Agile ensures quality and prevents bugs in production through practices like Test-Driven Development (TDD), Continuous Integration (CI), and Automated Testing. TDD involves writing tests before the actual code, which helps in identifying and fixing bugs early. CI involves integrating code changes frequently and testing them immediately, which helps in detecting bugs quickly. Automated Testing reduces the chances of human error and ensures that all parts of the software are tested thoroughly.

How does Agile prioritize bugs in production?

Agile prioritizes bugs in production based on their severity and impact on the users. High-priority bugs are those that significantly affect the functionality of the software or pose a security risk. These bugs are fixed immediately. Lower-priority bugs are those that have a minor impact on the software and can be fixed in the regular sprint cycle.

How does Agile handle bug reporting and tracking?

Agile teams use bug tracking systems to manage and monitor bugs. These systems allow the team to log bugs, assign them to team members, track their status, and document their resolution. The team also uses dashboards and reports to visualize the bug data and make informed decisions.

How does Agile handle regression testing?

In Agile, regression testing is conducted frequently to ensure that new changes have not introduced any bugs in the existing functionality. The team uses automated testing tools to perform regression testing, which saves time and ensures thorough testing.

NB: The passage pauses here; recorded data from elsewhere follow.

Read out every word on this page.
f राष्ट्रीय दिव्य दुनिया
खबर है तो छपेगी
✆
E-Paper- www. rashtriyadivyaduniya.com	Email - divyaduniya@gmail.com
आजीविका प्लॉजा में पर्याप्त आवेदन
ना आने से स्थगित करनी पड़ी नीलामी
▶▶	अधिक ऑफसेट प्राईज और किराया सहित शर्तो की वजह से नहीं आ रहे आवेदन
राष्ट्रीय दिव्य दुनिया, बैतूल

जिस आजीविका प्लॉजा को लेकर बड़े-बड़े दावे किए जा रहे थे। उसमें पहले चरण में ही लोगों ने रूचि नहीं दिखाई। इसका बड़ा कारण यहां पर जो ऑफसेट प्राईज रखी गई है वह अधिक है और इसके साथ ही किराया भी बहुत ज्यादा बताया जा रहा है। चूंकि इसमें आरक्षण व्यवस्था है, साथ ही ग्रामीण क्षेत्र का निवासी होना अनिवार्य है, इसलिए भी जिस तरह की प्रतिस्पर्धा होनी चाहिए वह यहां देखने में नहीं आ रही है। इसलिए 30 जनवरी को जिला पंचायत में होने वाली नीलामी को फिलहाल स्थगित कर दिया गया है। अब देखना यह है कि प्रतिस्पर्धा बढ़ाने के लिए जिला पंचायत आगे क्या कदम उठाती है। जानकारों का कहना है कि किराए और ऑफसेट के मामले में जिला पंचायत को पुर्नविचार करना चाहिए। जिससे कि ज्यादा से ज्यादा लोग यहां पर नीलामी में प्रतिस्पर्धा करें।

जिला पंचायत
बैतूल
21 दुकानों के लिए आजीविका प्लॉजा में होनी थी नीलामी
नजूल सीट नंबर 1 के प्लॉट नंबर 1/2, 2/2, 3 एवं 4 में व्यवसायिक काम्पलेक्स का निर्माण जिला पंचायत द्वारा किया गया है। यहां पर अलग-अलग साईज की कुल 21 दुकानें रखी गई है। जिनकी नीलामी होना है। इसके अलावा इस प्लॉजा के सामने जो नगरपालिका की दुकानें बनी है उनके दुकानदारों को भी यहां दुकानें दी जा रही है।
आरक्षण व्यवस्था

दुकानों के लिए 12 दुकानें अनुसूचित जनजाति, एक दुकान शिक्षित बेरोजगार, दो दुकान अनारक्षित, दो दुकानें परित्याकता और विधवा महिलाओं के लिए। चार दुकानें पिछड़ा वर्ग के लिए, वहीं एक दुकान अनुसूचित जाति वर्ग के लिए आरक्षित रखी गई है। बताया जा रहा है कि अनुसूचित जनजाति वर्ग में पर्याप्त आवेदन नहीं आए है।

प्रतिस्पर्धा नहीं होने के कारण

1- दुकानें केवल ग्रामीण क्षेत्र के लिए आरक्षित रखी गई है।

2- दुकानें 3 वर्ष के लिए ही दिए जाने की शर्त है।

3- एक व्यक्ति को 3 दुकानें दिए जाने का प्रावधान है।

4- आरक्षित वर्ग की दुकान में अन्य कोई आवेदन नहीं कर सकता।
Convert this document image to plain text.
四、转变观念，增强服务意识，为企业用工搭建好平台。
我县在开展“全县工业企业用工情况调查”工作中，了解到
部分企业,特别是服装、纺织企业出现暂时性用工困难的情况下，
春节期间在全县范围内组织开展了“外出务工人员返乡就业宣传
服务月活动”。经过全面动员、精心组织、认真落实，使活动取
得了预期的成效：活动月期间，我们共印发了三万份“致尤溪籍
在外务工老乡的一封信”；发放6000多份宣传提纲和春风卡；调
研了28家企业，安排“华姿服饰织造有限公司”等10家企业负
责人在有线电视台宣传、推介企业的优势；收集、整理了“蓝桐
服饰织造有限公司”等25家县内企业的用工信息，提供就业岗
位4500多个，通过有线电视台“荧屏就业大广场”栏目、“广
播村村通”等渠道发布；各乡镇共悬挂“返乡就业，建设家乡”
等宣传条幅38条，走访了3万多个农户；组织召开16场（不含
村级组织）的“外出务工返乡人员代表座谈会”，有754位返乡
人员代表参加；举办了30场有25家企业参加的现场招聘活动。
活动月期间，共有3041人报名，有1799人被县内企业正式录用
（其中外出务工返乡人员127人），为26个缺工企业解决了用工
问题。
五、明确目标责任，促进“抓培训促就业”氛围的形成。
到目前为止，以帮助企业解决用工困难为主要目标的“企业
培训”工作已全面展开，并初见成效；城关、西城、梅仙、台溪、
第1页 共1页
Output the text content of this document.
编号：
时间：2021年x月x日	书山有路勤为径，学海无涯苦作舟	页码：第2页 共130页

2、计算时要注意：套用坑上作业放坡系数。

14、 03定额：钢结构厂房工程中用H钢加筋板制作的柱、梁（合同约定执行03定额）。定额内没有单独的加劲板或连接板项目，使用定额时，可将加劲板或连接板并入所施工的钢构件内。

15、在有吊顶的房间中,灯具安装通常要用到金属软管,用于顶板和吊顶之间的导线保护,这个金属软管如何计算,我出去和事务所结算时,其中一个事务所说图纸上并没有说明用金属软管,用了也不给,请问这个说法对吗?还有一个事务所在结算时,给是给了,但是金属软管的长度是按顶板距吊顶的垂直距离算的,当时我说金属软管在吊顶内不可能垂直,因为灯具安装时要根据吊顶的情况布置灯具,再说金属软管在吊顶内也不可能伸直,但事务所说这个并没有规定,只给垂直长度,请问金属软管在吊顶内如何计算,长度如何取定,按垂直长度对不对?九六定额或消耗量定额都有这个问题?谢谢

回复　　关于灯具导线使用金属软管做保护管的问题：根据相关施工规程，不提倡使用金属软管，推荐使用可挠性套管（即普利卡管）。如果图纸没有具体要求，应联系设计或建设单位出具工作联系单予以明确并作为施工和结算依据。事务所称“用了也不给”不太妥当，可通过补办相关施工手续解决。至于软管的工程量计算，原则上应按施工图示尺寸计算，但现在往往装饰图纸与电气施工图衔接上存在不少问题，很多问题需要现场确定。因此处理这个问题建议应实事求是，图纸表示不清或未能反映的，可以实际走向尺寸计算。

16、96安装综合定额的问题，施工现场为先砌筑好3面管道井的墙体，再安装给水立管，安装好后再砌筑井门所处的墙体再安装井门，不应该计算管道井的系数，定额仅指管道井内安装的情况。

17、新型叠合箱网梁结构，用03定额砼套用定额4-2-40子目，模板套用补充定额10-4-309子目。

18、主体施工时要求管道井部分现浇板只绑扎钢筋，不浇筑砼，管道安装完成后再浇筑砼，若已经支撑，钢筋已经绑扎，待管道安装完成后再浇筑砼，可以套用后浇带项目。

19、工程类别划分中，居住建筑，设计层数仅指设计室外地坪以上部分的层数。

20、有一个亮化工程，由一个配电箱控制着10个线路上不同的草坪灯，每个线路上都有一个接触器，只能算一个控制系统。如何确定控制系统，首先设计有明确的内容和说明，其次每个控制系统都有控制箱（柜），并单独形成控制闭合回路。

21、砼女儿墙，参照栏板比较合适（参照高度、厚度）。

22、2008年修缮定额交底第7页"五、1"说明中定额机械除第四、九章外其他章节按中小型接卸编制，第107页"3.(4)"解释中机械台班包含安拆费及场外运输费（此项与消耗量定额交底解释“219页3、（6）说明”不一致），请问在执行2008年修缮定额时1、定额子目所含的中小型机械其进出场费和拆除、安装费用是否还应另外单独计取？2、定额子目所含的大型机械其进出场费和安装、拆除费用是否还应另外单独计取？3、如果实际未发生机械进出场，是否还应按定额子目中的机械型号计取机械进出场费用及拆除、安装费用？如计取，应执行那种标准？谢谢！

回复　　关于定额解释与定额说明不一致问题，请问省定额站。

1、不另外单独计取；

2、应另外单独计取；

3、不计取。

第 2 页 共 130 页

How does Agile handle bug triage?

Bug triage in Agile involves reviewing and prioritizing bugs based on their severity and impact. The team conducts bug triage meetings regularly to discuss the bugs and decide on their priority and resolution.

How does Agile handle post-production bugs?

In Agile, post-production bugs are treated as high-priority items and are fixed immediately. The team collaborates closely with the operations team to resolve these bugs and ensure smooth operation of the software. They also conduct a root cause analysis to prevent similar bugs in the future.